In normal base system (say binary), you'll do P = [1,2,4,8, ...] then a value can be represented as coefficients $\{a_i\}$ where $$N=\sum_{i=0}^n a_i\cdot P_i$$
However, I am given a problem where
The base is $P=\{\sqrt{2},\sqrt{3},\sqrt{5},\cdots, \sqrt{101}, \sqrt{103}\}$.
The value $N<12000$ rounded to $2^{-256}$
$a_i < 128,\forall a_i$
$n=27$, meaning it only uses the first $27$ primes.
I am to recover the coefficients $a$.
Can someone give some insights to how this can be approached? An idea I have right now is that I can multiply by say $2^{256}$ and work with integers, then I have to find an array of $a=\{a_1,a_2,\cdots,a_{27}\}$ with every element below 128 that "approximately" makes $n$. I also notice that since $N<12000$ and $\sum P\approx 170.48$, there is a bound 21821 which is pretty close..? Another way might be to use some property about gaps between $P_i$ and $P_{i+1}$?
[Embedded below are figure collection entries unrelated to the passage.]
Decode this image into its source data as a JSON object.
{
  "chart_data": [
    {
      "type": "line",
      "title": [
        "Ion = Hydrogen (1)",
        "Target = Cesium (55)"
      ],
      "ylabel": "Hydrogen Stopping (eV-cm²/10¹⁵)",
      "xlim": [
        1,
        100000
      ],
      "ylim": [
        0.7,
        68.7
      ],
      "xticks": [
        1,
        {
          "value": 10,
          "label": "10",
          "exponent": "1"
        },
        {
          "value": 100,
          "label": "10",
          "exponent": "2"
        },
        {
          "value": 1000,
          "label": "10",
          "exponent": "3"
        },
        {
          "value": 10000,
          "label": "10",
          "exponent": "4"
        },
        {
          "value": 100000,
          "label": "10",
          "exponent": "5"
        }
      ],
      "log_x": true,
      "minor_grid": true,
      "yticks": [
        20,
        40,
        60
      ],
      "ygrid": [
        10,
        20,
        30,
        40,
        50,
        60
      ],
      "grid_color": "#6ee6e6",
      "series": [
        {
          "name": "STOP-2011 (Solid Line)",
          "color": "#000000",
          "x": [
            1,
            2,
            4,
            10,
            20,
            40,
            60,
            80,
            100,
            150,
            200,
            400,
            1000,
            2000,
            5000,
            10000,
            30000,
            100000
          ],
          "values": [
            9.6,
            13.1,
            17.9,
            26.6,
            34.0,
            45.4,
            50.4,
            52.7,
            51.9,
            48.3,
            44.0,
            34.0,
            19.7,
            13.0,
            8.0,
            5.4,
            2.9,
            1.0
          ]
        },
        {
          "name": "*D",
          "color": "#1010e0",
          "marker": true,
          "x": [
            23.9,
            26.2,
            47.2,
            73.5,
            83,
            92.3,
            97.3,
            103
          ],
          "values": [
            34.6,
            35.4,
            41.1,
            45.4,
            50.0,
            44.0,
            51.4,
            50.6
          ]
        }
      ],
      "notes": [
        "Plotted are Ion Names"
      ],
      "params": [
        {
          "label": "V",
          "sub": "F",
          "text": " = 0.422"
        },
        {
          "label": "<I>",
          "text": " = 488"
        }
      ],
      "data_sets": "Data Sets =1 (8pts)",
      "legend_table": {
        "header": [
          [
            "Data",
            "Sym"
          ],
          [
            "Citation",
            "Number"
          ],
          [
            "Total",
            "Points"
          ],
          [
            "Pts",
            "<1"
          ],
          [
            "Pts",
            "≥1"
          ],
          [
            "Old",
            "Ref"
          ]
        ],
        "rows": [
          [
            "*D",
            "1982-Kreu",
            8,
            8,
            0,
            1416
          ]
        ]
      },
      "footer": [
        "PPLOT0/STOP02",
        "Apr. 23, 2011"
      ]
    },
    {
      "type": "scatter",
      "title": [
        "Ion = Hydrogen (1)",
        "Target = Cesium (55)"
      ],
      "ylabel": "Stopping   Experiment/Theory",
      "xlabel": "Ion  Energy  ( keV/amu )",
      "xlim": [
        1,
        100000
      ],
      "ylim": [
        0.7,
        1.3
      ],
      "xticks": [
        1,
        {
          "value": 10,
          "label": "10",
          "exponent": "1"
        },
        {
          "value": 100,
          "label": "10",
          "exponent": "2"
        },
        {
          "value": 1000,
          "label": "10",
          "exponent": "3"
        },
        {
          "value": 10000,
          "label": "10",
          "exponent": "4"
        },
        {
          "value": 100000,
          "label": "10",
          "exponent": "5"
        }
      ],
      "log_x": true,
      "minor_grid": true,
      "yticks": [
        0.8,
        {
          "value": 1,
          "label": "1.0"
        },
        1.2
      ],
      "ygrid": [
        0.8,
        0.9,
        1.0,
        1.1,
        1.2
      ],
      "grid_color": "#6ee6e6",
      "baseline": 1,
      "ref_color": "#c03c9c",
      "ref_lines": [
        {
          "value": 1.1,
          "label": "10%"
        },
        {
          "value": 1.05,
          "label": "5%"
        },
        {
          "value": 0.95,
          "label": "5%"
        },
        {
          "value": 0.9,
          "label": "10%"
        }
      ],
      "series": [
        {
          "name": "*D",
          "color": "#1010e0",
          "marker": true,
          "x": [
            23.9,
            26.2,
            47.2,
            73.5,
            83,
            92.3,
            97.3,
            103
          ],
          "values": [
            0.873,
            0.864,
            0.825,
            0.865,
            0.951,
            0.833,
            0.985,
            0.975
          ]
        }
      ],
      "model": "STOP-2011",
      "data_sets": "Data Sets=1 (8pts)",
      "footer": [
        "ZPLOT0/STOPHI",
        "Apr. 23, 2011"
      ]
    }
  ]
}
I think it is similar to the Merkle-Hellman knapsack cryptosystem which can be cracked with lattice reduction, but it is not super-increasing here and I can't seem to find a way to make it so.
I can also model it as a knapsack problem but it either explodes in time complexity (IIRC most algorithms depend on $V$ which is large when you convert to integers) or is approximate and might not find the solution.
Hope someone can provide some insights~
Thank you! Gareth